OMHBench: Benchmarking Balanced and Grounded Omni-Modal Multi-Hop Reasoning
Seunghee Kim, Ingyu Bang, Seokgyu Jang, Changhyeon Kim, Sanghwan Bae, Jihun Choi, Richeng Xuan, Taeuk Kim
TL;DR
OMHBench tackles the insufficiencies of prior omni-modal benchmarks by enforcing joint tri-modal grounding and balanced multi-hop reasoning paths across text, vision, and speech. It introduces a four-stage, rule-based pipeline to generate 6,144 questions over finance, economics, climate, and nutrition, with explicit path control and quality guarantees, including a novel Path Balance Score (PBS). Experimental results show a substantial performance gap between proprietary and open-source models, strong sensitivity to reasoning path order, and notable asymmetry in cross-modal grounding, especially involving speech.
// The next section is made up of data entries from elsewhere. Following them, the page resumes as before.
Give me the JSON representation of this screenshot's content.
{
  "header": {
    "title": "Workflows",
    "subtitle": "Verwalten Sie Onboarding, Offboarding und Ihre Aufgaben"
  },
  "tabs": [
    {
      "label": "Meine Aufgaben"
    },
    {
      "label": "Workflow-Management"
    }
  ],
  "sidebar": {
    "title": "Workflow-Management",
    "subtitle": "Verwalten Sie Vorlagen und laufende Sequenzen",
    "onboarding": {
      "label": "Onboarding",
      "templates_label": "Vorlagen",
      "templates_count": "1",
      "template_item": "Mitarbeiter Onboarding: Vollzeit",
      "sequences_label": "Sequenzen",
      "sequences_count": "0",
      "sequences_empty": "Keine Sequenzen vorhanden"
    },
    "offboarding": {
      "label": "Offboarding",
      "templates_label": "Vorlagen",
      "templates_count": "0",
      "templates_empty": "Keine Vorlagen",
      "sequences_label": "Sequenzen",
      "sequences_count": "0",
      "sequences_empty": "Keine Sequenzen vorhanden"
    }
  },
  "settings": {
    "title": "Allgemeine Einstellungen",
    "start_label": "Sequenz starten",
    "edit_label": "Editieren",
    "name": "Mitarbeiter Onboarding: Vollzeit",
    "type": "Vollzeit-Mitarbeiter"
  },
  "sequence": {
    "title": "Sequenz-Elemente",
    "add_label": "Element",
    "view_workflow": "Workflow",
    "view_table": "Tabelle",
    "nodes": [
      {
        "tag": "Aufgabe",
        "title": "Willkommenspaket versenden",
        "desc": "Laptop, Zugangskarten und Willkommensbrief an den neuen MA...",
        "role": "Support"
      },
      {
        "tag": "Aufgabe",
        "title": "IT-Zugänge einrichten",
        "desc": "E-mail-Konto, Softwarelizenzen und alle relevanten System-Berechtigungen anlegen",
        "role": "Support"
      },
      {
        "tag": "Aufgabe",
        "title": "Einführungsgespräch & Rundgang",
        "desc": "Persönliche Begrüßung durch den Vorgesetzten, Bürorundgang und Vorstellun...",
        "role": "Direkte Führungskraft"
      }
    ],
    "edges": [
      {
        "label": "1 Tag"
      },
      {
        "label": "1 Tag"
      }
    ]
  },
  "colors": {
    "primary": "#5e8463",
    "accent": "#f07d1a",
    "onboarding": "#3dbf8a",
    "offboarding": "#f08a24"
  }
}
The work provides a principled framework for robust omni-modal evaluation and highlights practical gaps that limit current omni-modal intelligence, guiding future data generation and model training efforts.
Abstract
Multimodal Large Language Models (MLLMs) have increasingly supported omni-modal processing across text, vision, and speech. However, existing evaluation frameworks for such models suffer from critical limitations, including modality shortcuts and biased reasoning paths. To address these challenges, we propose OMHBench, a novel benchmark designed to rigorously evaluate omni-modal multi-hop reasoning. It consists of 6,144 questions with balanced reasoning paths that are jointly grounded across all three modalities. Extensive evaluation of 13 state-of-the-art models reveals that (1) a large performance gap exists between proprietary and open-source MLLMs and (2) even proprietary models exhibit high sensitivity to reasoning path variations, resulting in asymmetric omni-modal grounding. Notably, models struggle when processing the speech modality, underscoring the need for balanced, multi-hop evaluation of omni-modal intelligence.